Hold on to your hat. Fort Funston features 200-foot high sandy bluffs on San Francisco’s southwest coast where the winds blow reliably wildly. No surprise it is one of the premier hang-gliding spots in the country. A network of trails make it ideal for hiking and horseback riding. Dog owners will be happy to know they can take leashes off here. It is also home to the Fort Funston Native Plant Nursery.
Plan Your Visit
- Hang-gliding is especially good in March and October. Fort Funston is a Hang-III (intermediate) site with a launch area and wheelchair-accessible viewing deck. Several hang-gliding shops in the Fort Funston area offer instruction, sales, and repairs.
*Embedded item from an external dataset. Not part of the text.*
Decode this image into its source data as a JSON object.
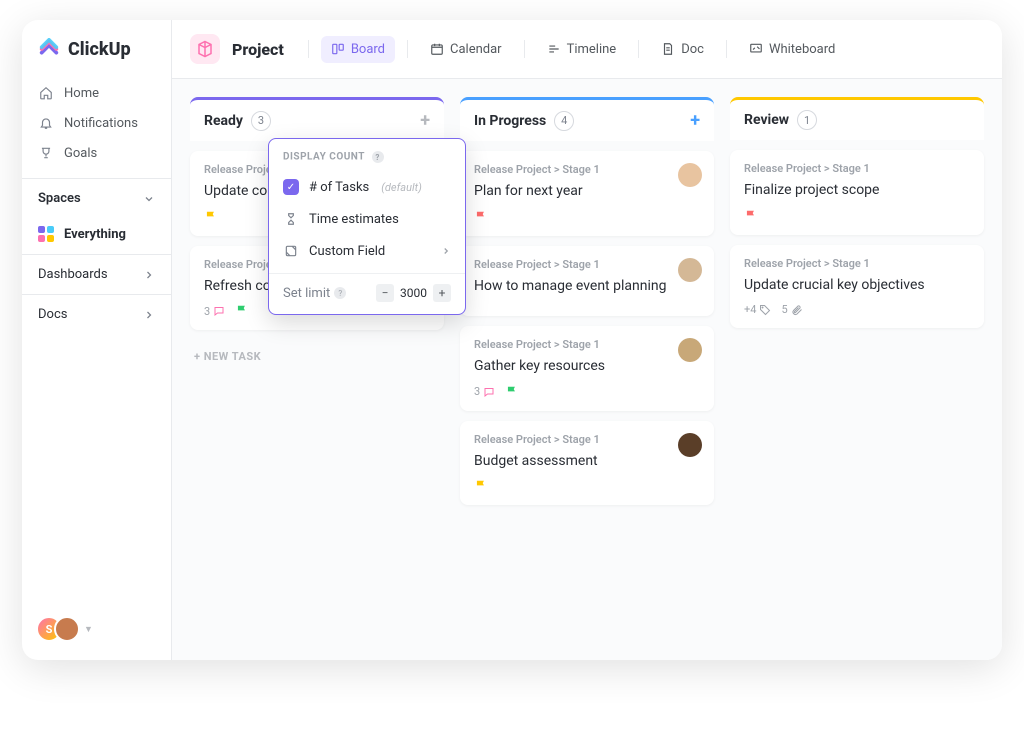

- Park in the lot off Skyline Boulevard.
- Keep a close eye on the kids, as the surf and undertow are extremely dangerous.
- Be aware that it’s a steep, strenuous hike down to the beach and back up.
- The loop trails at Fort Funston are paved and wheelchair-accessible; the trails down to the beach are not.
- Stay current on the latest dog management policies; click here for updates.
- Help grow native plants for vital restoration projects in our parks; volunteer at the Fort Funston Native Plant Nursery.
Plants with deep roots and a tolerance for harsh conditions are uniquely adapted to growing on a constantly shifting sand-dune landscape. The San Francisco peninsula was once covered with sand dunes, and today the peninsula’s largest remaining dune field can be found at Fort Funston.
Bank swallows (Riparia riparia) once migrated through California in great numbers, but today they are listed as a state threatened species; their only known coastal nesting sites are at Fort Funston and Año Nuevo. Swallows dig holes in the sandstone cliffs and raise their young between March and June. In July and August, the chicks fly from the nests, and their parents follow soon after.
When the first flag went up over Fort Funston’s parade ground in the early 1900s, the San Francisco Chronicle remarked that it looked more like a frontier post than one near a heavily populated city. Later, this fort housed some heavy weaponry: first, the 16-inch guns of Battery Davis, and then, Nike missiles.